Al prefetto tranese Natale D’Agostino sarà intitolata l’area adiacente il liceo classico “Francesco De Sanctis”. Da piazzetta Tasselgardo a largo Natale D’Agostino. Lo ha deciso la giunta comunale nell’ambito di una serie di provvedimenti legati alla futura toponomastica cittadina.
D’Agostino fu insignito della Medaglia d’oro al valore civile per la fattiva presenza nei comuni di Sarno e Quindici durante l’alluvione e la frana del 1998, in favore delle cui popolazioni s’impegnò alacremente, nonostante un male incurabile, essendo all’epoca Prefetto di Salerno.
La città di Foggia gli ha tributato un segno di riconoscenza nell’ottobre 2008 per i quindici anni trascorsi da prefetto in quella città, ma altri toponimi dedicati a D’Agostino sono presenti anche ad Agrigento, Salerno e Vico del Gargano. Trani, paradossalmente, era rimasta indietro, ma adesso si riallinea.
Illuminante la decisione di intitolare al grande maestro intarsiatore, Andrea Gusmai, la 68ma strada e denominarsi, prolungamento di via Puccini (quartiere Alberolongo) che conduce verso villa Dragonetti. La strada è prossima allo storico stabilimento di via Di Francia, quindi siamo in presenza del toponimo giusto nel posto giusto.

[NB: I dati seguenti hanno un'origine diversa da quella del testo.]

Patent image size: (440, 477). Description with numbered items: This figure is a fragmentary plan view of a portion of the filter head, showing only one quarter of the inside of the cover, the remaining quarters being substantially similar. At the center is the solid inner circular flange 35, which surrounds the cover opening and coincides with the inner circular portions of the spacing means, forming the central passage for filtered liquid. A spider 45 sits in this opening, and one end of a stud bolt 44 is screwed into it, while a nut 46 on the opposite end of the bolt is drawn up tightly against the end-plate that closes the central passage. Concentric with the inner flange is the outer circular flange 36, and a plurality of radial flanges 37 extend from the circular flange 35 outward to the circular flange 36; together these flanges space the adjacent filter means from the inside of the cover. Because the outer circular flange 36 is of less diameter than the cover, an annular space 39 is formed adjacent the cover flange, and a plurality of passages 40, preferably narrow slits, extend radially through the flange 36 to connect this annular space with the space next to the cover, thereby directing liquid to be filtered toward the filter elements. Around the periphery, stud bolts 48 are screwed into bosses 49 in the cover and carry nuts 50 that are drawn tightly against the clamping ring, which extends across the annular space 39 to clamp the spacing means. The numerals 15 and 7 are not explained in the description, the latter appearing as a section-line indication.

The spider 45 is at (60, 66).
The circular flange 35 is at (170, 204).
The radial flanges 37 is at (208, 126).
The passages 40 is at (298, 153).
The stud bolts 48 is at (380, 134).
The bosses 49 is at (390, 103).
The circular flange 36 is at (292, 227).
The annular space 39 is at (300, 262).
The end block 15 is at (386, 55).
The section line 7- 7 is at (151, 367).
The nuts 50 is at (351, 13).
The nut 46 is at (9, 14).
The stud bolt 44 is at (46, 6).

Ufficiale l’intitolazione a Paolo Borsellino della palazzina di piazza Mazzini confiscata alla mafia e consegnata alla Procura della Repubblica. La proposta, accolta per acclamazione anche alla presenza del ministro Maroni il 3 novembre 2009, fu del sindaco, Pinuccio Tarantini.

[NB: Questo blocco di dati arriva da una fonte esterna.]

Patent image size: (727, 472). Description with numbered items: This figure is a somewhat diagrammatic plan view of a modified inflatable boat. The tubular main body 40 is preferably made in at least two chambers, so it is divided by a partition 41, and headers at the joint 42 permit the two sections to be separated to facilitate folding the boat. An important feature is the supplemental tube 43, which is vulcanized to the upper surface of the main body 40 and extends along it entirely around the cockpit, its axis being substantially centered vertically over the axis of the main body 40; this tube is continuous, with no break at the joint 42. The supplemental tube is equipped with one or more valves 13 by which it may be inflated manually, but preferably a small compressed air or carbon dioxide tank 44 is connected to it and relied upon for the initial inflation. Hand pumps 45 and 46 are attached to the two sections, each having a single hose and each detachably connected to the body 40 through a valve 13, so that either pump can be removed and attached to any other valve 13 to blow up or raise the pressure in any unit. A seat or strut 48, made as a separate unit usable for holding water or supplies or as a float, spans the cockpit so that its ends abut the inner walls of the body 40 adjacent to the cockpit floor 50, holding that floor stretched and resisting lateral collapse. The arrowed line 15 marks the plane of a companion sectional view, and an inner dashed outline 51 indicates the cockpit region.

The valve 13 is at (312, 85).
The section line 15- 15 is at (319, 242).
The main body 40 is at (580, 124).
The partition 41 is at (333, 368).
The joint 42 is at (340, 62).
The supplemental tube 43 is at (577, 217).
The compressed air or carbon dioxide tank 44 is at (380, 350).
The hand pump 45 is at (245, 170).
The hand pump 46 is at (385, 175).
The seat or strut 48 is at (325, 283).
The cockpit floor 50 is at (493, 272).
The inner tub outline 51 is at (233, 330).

Infine, la nota di colore. Il campetto sportivo di via Pugliese diventa piazza Peter Pan. Omaggio al «bambino che vola e si rifiuta di crescere, trascorrendo un'avventurosa infanzia senza fine sull'Isola che non c'è» (Wikipedia). Per l’inaugurazione della piazza, il quartiere sogna un concerto acustico di Edoardo Bennato, Tony Esposito e Morgan, che ieri hanno deliziato la notte di “Dj tv”, surclassando con le loro mirabili performance il festival di Sanremo.